Before we began our research, we asked our frontline staff about their understanding of trauma, what they felt it meant for them and those we support, and about how well-equipped they felt they were to deliver a trauma-informed approach. As we progressed with the research, we were deliberate about creating spaces for debrief with our frontline staff, who were leading the engagement, around the issues being brought up. We knew that our research and campaign needed to be coupled with a commitment to reflect on and develop our own response to trauma.
Below I describe a couple of ways in which we’re developing our response.

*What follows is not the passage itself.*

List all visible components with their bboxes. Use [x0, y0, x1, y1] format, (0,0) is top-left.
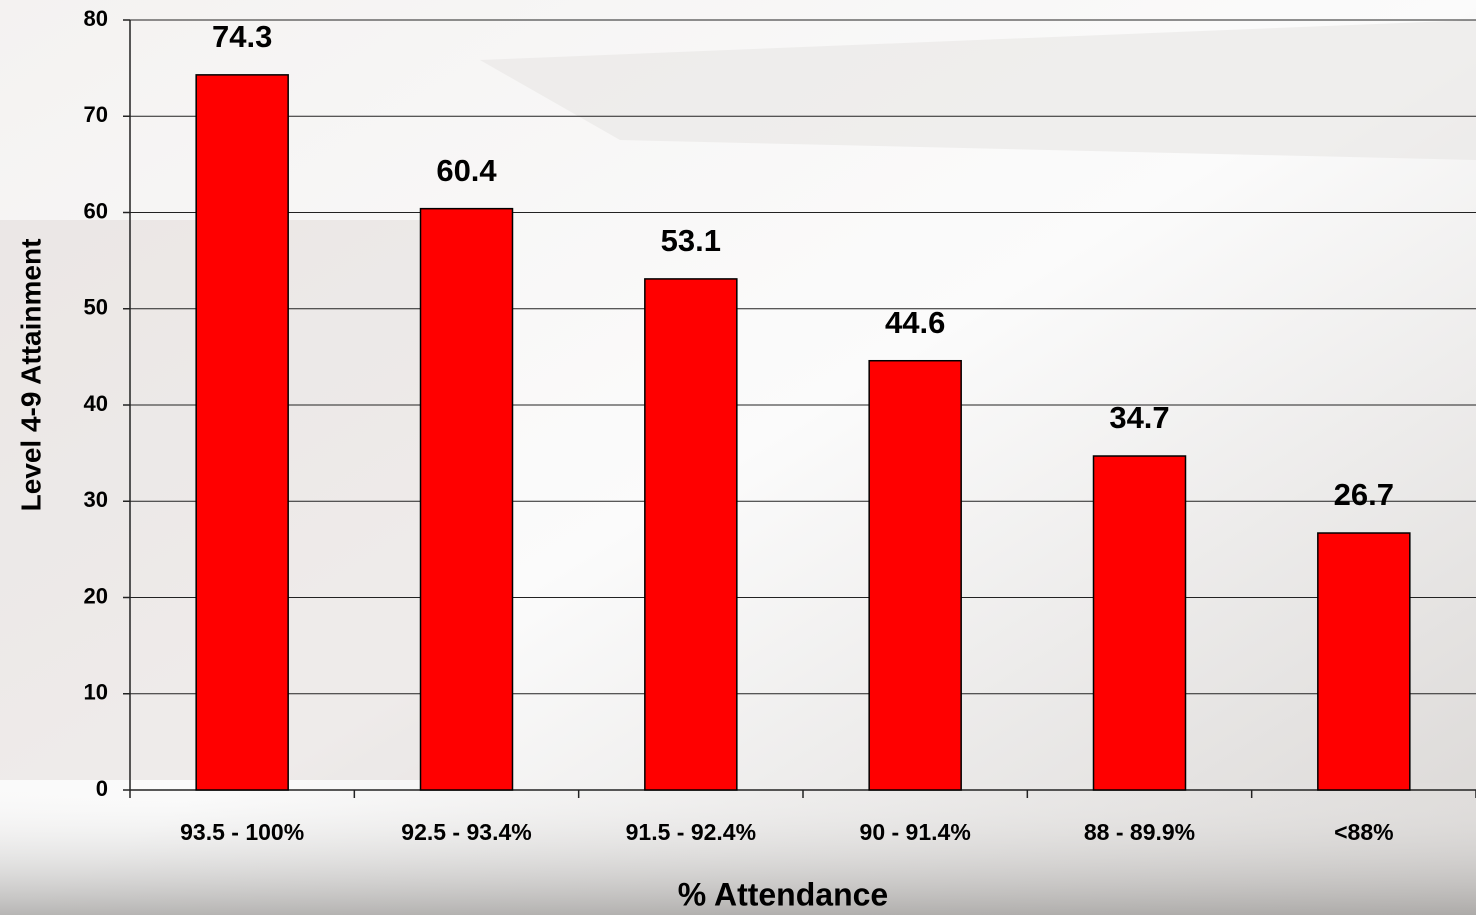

Reflective practice can support good caseload management, staff wellbeing and the embedding of desired ways of working. At the eve of our research, we found that reflective practice wasn’t consistently being carried out in our services. Staff told us about challenges protecting time in busy environments and in building confidence and engagement.

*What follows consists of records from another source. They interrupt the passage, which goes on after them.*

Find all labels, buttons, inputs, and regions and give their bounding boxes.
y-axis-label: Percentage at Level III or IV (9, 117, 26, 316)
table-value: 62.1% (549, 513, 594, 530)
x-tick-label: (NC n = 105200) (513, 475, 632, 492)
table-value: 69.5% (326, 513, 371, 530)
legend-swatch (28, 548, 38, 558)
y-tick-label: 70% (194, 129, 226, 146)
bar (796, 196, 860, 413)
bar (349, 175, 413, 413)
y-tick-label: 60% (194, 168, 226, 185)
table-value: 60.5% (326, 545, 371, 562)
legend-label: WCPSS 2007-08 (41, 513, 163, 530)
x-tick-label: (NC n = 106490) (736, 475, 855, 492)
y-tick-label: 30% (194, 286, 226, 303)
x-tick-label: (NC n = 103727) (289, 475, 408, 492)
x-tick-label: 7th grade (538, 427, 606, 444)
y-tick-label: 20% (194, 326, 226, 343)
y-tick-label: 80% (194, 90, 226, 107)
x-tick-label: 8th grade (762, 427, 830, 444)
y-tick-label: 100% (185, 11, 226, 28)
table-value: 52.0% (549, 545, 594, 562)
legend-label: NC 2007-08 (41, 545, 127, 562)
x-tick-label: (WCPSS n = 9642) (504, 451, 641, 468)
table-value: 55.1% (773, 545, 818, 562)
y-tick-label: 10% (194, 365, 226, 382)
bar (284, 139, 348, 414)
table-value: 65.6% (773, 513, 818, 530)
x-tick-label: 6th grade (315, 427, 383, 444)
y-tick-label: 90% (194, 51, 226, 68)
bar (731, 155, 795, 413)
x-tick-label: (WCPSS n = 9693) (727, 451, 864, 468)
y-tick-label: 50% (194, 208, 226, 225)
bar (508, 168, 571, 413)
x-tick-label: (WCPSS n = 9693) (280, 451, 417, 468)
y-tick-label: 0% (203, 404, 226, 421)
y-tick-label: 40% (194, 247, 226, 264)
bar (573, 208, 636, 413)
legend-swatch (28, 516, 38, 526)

To address this, we identified a team of facilitators from within our services, opting to build our capacity in-house so it could be responsive and sustainable. The team of facilitators accessed training on facilitation, and then we established a steering group to support the aim of embedding reflective practice across the organisation. The steering group has really helped us build and maintain momentum. It gives us space to support each other, helps to keep us accountable and navigate capacity challenges, and promotes constant learning.
Reflective practice looks different in each of our services. It has been important that services make reflective practice work for them.
Trauma-informed ways of working
Through our research, we wanted to understand how physically and emotionally safe people feel when accessing services. We wanted to know whether people feel listened to and in control of their support. We know that these things don’t happen by accident and we’ve been intentional about further engagement with our staff and the people we support.
Well-meaning support interventions can be re-traumatising. We’ve been told by the people we support about the anguish of ‘having to repeat [their] story again and again’ during assessments. A member of one of our co-production groups told us how professionals have ‘wound [him] up more while trying to calm [him] down’ during discussions we have held to support the co-design of training for our staff on managing conflict and aggression. Property checks can be triggering. One former resident told us that loud knocks on his door from staff made him instantly fearful and aggressive, as he shared details about the sorts of traumatic experiences that unsolicited knocking on the door had preceded throughout his life.
The people we support also continue to tell us about how impactful a trauma-informed approach can be. A new resident in one of our projects said that he ‘thought it would be intimidating in here’ but that he ‘felt safe straight away and slept for 12 hours’. A gentleman accessing one of our drop-in services said he felt ‘safe, listened to and welcome’ coming in for the first time after finding himself in crisis. Sometimes, subtle adjustments to how we work can make all the difference for how a person experiences what we’re doing. Contracting is key. We can ask people what they need from us, or what they might want to share with us, to help keep them and others safe. The phone call or intercom buzz in advance of the knock on the door for the flat check can really change the experience of an interaction.
Our intention for the year ahead is to continue to reflect on how we work and consider how we can ensure our policies and processes are appropriately trauma-informed. Commitment to co-production will continue to be invaluable as we share responsibility for how we develop our response with those accessing our services.
We know that trauma plays a significant role as a cause of homelessness, and also that trauma can make it difficult for people to move on from homelessness. It follows that we, as organisations supporting those experiencing homelessness, should all commit to do what we can to be trauma-informed in how we work.
We have a lot more to do at Oasis Community Housing, but I hope this description of some elements of our journey can provide some food for thought and encouragement for others who are embarking on or thinking about a similar journey themselves.